Hong Kong’s stock exchange will re-open on Wednesday while markets in mainland China do not return from the lunar new year holiday until next Monday. Shanghai has ordered companies not to reopen until February 9.
But in a statement published on Tuesday, China’s securities regulator instructed securities and futures traders to “actively guide investors to rationally, objectively analyse the impact of the outbreak and adhere to the concepts of long-term and value investment”.

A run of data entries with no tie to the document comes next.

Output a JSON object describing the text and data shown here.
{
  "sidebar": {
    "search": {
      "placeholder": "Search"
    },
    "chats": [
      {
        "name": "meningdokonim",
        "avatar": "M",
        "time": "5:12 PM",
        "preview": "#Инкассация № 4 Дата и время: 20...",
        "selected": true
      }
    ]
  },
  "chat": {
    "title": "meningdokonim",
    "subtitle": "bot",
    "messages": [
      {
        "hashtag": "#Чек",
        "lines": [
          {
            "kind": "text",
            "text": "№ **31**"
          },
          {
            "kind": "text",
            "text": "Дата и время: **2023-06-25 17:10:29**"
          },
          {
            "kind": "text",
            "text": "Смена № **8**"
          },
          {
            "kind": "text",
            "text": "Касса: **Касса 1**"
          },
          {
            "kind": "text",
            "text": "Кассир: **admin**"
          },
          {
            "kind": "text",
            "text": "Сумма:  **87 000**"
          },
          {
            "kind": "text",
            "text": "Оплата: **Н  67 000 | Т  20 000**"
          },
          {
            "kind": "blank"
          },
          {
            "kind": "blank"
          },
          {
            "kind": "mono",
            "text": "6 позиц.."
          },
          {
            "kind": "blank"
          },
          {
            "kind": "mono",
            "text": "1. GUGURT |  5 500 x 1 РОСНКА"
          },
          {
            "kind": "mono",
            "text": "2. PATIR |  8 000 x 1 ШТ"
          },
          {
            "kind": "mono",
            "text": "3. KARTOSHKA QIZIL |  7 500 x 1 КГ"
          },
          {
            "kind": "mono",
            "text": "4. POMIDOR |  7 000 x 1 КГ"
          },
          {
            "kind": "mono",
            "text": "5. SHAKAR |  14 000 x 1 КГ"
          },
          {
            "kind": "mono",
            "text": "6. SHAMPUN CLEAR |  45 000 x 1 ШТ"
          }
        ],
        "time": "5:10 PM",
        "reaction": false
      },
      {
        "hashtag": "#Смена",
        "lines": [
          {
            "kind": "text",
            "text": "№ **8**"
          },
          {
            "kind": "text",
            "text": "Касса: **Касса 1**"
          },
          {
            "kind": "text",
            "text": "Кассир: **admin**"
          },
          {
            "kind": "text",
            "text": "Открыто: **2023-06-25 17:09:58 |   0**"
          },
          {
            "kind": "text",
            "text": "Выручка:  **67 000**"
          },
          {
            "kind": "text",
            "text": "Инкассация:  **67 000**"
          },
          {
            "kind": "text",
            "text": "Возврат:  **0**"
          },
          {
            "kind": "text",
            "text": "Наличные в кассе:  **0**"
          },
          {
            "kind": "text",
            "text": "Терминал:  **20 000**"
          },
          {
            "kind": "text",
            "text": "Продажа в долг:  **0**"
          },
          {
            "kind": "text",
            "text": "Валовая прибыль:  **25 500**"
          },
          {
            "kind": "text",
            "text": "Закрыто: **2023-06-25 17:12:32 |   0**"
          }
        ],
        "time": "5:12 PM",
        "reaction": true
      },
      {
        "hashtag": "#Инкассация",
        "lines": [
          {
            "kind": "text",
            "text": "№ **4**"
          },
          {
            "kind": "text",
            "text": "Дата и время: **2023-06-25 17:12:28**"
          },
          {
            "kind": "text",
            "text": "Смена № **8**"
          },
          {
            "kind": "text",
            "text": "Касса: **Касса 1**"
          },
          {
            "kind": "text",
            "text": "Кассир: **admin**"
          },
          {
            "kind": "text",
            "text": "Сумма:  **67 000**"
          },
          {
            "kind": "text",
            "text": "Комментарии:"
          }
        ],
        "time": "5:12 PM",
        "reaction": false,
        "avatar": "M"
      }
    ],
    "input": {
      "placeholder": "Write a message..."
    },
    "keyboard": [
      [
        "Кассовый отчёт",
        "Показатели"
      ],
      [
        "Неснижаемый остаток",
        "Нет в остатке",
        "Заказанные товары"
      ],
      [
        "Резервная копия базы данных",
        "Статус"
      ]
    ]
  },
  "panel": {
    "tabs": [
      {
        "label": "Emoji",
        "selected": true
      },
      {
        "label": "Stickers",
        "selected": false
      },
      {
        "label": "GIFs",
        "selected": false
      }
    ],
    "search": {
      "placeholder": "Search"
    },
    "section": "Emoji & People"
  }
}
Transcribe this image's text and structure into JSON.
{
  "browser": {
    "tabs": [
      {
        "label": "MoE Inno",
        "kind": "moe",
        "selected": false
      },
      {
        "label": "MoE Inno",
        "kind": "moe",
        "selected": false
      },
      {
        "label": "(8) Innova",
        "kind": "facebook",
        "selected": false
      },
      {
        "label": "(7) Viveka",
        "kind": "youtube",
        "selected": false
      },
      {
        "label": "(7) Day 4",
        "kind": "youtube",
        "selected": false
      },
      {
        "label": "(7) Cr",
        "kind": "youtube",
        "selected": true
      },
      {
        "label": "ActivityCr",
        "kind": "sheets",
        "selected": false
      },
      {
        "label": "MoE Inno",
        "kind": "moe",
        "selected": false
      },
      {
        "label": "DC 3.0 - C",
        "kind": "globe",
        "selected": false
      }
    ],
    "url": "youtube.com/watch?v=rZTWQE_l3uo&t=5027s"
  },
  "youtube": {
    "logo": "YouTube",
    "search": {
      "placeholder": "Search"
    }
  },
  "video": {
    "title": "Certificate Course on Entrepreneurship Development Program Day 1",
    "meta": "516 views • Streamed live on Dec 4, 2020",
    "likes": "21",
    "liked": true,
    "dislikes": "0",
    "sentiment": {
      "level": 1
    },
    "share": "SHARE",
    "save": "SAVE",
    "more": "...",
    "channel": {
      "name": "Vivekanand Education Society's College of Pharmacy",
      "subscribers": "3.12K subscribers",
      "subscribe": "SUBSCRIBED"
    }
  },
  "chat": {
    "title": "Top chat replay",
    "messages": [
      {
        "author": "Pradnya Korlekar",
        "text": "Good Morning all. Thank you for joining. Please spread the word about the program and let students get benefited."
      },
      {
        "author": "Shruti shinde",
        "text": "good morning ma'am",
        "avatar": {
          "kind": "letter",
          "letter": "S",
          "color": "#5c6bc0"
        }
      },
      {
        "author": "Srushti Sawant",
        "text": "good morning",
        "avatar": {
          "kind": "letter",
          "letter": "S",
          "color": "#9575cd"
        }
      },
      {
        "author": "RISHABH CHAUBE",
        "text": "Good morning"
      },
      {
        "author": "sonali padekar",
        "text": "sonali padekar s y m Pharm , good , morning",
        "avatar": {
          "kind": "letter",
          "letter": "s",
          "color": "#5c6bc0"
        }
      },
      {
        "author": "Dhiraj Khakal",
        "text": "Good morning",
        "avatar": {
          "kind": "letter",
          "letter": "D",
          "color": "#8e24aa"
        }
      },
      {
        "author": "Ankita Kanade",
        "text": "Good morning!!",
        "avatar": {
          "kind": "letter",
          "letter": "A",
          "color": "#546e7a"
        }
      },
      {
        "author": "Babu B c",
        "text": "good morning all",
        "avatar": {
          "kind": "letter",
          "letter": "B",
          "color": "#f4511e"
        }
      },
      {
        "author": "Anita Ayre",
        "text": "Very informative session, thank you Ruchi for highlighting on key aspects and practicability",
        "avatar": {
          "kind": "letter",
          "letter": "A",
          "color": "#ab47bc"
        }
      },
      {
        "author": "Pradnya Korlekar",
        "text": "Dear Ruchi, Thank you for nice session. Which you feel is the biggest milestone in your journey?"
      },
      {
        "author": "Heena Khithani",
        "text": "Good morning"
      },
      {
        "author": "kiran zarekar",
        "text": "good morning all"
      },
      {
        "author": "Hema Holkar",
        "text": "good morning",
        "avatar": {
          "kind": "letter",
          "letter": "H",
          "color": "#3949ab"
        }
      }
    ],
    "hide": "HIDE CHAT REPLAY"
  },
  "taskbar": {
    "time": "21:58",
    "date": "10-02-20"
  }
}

In Sydney the S&P/ASX 200 index slipped 1.4 per cent as energy and mining stocks sold off on concerns over the pathogen’s impact on Chinese demand. BHP, the world’s biggest mining group, fell 3.3 per cent. Miners Rio Tinto and Fortescue Metals Group also dropped.
Commodities-focused companies fell in Tokyo, too, where the Topix shed 0.6 per cent. Gold, US treasuries and the Japanese yen — investors’ go-to havens — were little changed. Brent, the international oil marker, fell 0.1 per cent to $59.26 a barrel.
Wall Street’s S&P 500 closed 1.6 per cent lower on Monday, but equity futures were pointing to gains of 0.6 per cent when US markets begin trading later on Tuesday.